I kept wondering which boat I'd get Ted or Alice? My friends all said to ask him for the one he was keeping for himself. How I could figure that out was beyond me...
ANDY:
From the beginning my thought was to let Bruce have the first boat off the molds - Ted - unless of course that one turned out poorly.
Being a carpenter and knowing many other carpenters and going to their houses exposes a common carpenter gift/flaw/whatever. Carpenters can’t finish things that are to be for themselves. Their houses are full of unfinished trim, missing cabinet doors, alarmingly large sections of tarp roofing… To let Bruce have my boat would likely have meant a boat with only one gunwale, half a tiller, missing hatches and any other number of incomplete tasks.
BRUCE:
With it established that Ted was mine and it coming rapidly to completion, I had to find a real name for the boat and a place to do the finish work on her. Finding the work space was easier than expected. My neighbor's dusty garage was commandeered, junk removed, and transformed into a varnishing studio, sanding zone, and paint shed. Now as, for a name. Code name Ted was funny, but in the long run, I wanted something with a little more personal meaning. A long list of names was considered (Lutra, Gator, Lookfar), but none of them stuck. Fortunately, I had some time before the boat was to arrive, and many hours of sanding, painting, and sanding again, to contemplate the right name.
ANDY:
The beauty of a boat designed for sail and oar is the inherent simplicity- wind and muscle, food and barometric disagreements. No mechanical gizmos to rely upon or to curse at when they fail to operate correctly. And so, after a herculean final push of spar making, painting and finishing touches, whilst attempting to deliver Ted, my journey was cut short by the failure of a mechanical whatsit.
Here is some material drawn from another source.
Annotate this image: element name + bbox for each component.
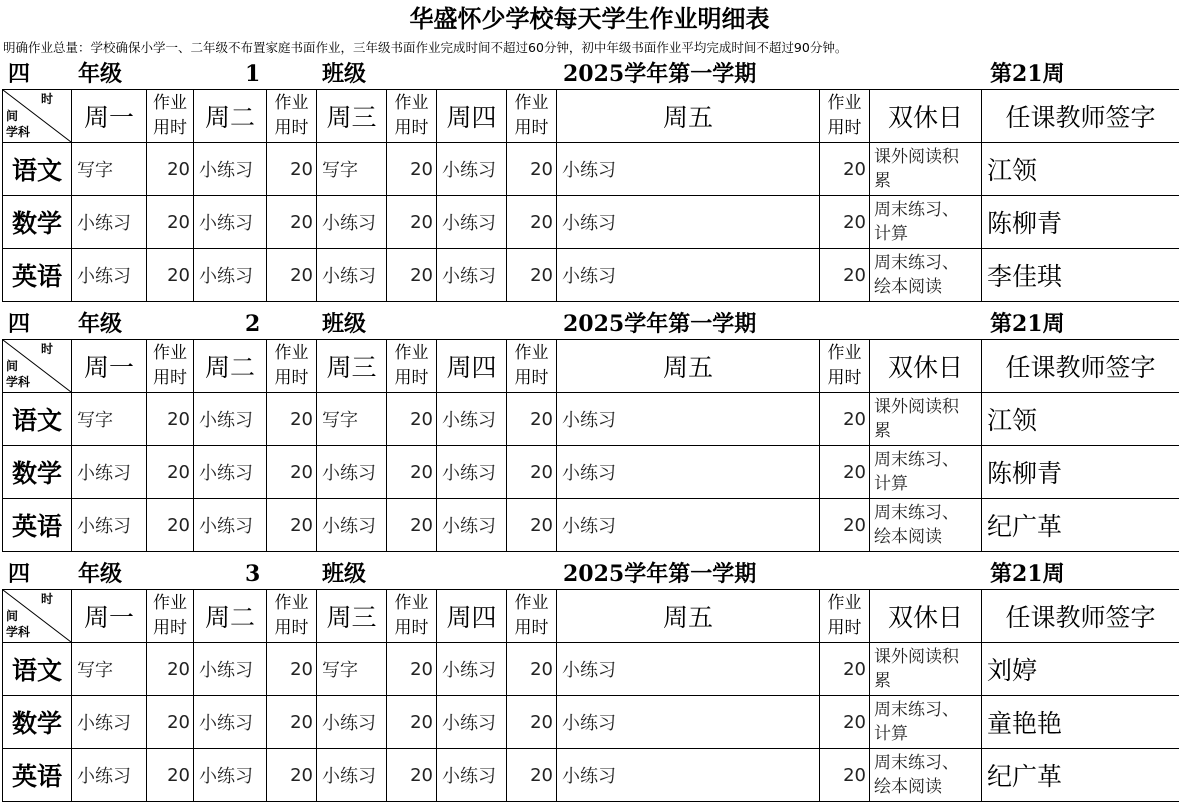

It’s around four hundred miles from my home to Portland where Bruce lives. After a hundred or so miles my vehicle decided it didn’t care to part with Ted and chose to not proceed any further south.
BRUCE::
Traveling toward the headwaters of the Columbia River from it's lush lowlands is a mind warp. Everything you see gets browner, drier and rockier, except for the massive river. It's a beautiful, but long and slow drive. Gives a fellow a lot of time to think. I've always thought sailboats look like some strange kind of bird and since this one rowed too, the name Row Bird got stuck in my mind, and soon in my son's mind too. When it came time to officially name her, I started to think of other names, but my son looked at me like I was crazy, so Row Bird it was.
And that's how Ted became Row Bird.
With any luck you can meet Ted and Alice (Row Bird and Sigmund) as well as Bruce and Andy at the 2013 Port Townsend Wooden Boat Festival!
In case you missed the links above, Bruce and Row Bird can be found sailing through Terrapin Tales and Andy strives steadily on Sigmund in Sage and Sea.
Thank you, gentlemen, for visiting Doryman!
Arctic Tern |
Iain Oughtred | ||||
Length | Beam | Weight (kg) | Sail Area | ||
18' 2" - 5.52m | 5' 5" - 1.64m | 110 | 102 sq ft - 9.48 sq m |
5 comments:
2576Great post
I love sailing my arctic tern in st.Augustine I built mine last year using just the single lug goes to windward just fine often i need to put in a reef I have a 16' cat boat (wood) nine times out of ten the Arctic tern goes sailing
cheers
Tim
Hey Tim!
We'd like to see some pictures of your boat... please send me a note.
mbogoger (at) gmail.com
lovely boat I've been following terrapin tales for a while now - and what a cruising area!!
Max,
Bruce writes for a local audience, so it might not be apparent that some of his water activities are on the Willamette River which runs through Portland, Oregon, his home (and my old hometown).
His recent adventure, in his Adirondack Guide Boat, was on the Puget Sound (recently renamed the Salish Sea, after a local First People tribe), which is in Washington State, to the north.
It's nice to know one more of my readers! Most of them don't leave comments- they just lurk...
My Tern has one tack that seems to perform a little better than the other, but does just fine to windward. It flies downwind.